In your age bracket ()

Among all US households

Median for your bracket

Median nationally

Net worth distribution is brutal

Net worth is far more unequal than income. The US median household has about $192k in net worth (2022). The top 10% threshold is $1.84M. The top 1% is $11.6M. The gap between median and 90th percentile is roughly 10× — bigger than the income gap.

Why age matters so much

Comparing a 25-year-old to a 60-year-old is unfair — the 60-year-old has had 35 more years to compound.

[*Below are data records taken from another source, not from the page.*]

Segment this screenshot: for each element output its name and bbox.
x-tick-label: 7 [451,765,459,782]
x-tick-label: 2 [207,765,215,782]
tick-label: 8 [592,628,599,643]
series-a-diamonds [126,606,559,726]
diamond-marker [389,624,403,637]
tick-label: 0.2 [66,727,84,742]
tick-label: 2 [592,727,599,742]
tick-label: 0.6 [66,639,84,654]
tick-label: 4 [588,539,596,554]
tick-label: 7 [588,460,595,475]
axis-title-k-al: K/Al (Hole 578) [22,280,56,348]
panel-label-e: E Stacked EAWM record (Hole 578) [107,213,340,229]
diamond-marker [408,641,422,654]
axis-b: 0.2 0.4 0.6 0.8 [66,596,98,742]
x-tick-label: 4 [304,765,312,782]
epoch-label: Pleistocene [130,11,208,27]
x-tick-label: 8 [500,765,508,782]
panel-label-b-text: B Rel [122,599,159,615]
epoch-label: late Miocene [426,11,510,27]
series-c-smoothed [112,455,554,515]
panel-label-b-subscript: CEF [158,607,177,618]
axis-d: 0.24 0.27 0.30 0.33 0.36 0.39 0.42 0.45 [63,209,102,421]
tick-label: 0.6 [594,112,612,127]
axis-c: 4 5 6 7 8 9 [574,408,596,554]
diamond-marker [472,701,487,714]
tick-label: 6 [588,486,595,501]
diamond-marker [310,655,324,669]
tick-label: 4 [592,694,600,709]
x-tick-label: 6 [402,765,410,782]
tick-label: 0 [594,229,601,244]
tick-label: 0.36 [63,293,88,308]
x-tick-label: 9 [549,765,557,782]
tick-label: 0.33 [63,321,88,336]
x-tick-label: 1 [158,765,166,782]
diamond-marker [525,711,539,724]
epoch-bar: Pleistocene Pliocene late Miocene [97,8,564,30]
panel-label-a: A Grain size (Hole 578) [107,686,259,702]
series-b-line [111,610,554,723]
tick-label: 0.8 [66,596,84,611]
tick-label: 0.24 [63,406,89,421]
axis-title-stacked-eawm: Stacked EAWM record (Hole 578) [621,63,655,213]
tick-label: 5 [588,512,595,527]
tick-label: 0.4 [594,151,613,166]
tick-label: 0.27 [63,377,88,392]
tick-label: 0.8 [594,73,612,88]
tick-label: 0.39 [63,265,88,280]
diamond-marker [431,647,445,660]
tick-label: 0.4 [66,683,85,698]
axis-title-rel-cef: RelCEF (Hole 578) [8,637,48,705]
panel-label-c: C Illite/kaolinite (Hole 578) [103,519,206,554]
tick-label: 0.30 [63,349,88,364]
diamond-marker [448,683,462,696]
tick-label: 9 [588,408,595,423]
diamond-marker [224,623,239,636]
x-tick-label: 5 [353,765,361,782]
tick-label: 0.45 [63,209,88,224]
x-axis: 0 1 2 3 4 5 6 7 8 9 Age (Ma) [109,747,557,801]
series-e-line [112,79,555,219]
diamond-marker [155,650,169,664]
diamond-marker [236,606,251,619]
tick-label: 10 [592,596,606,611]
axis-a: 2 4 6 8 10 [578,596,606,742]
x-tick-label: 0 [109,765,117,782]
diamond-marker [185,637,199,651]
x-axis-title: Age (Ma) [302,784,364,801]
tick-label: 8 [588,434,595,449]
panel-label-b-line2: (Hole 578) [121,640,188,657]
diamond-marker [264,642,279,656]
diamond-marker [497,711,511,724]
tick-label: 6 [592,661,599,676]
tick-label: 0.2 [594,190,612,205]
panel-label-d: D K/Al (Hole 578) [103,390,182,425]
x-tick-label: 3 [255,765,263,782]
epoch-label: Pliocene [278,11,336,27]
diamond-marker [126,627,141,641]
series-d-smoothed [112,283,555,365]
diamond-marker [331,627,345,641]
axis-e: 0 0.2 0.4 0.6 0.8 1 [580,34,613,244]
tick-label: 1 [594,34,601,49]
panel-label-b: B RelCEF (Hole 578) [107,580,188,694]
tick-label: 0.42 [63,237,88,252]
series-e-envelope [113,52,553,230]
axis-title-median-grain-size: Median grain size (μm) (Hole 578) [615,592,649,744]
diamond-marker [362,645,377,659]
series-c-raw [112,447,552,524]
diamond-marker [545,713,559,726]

The age-bracketed percentile is the more meaningful comparison: among households where the head is 35–44, where do you stand?

What counts as net worth

  • Assets: home value, investment accounts (401k, IRA, brokerage), savings, vehicles (Kelley Blue Book), business equity, valuable possessions.
  • Liabilities: mortgage balance, student loans, auto loans, credit-card balances, medical debt.
  • Not included: human capital (future earnings), Social Security benefits earned, pension entitlements (for technical reasons; SCF counts only "wealth" assets).

Why this matters less than you think

Two households with identical net worth can have wildly different financial security — one might be all home equity (illiquid), the other all index funds (liquid). Net worth alone doesn't capture cash flow, savings rate, or runway. It's a snapshot of a slow-moving stock; the more useful metric for most people is their savings rate trend.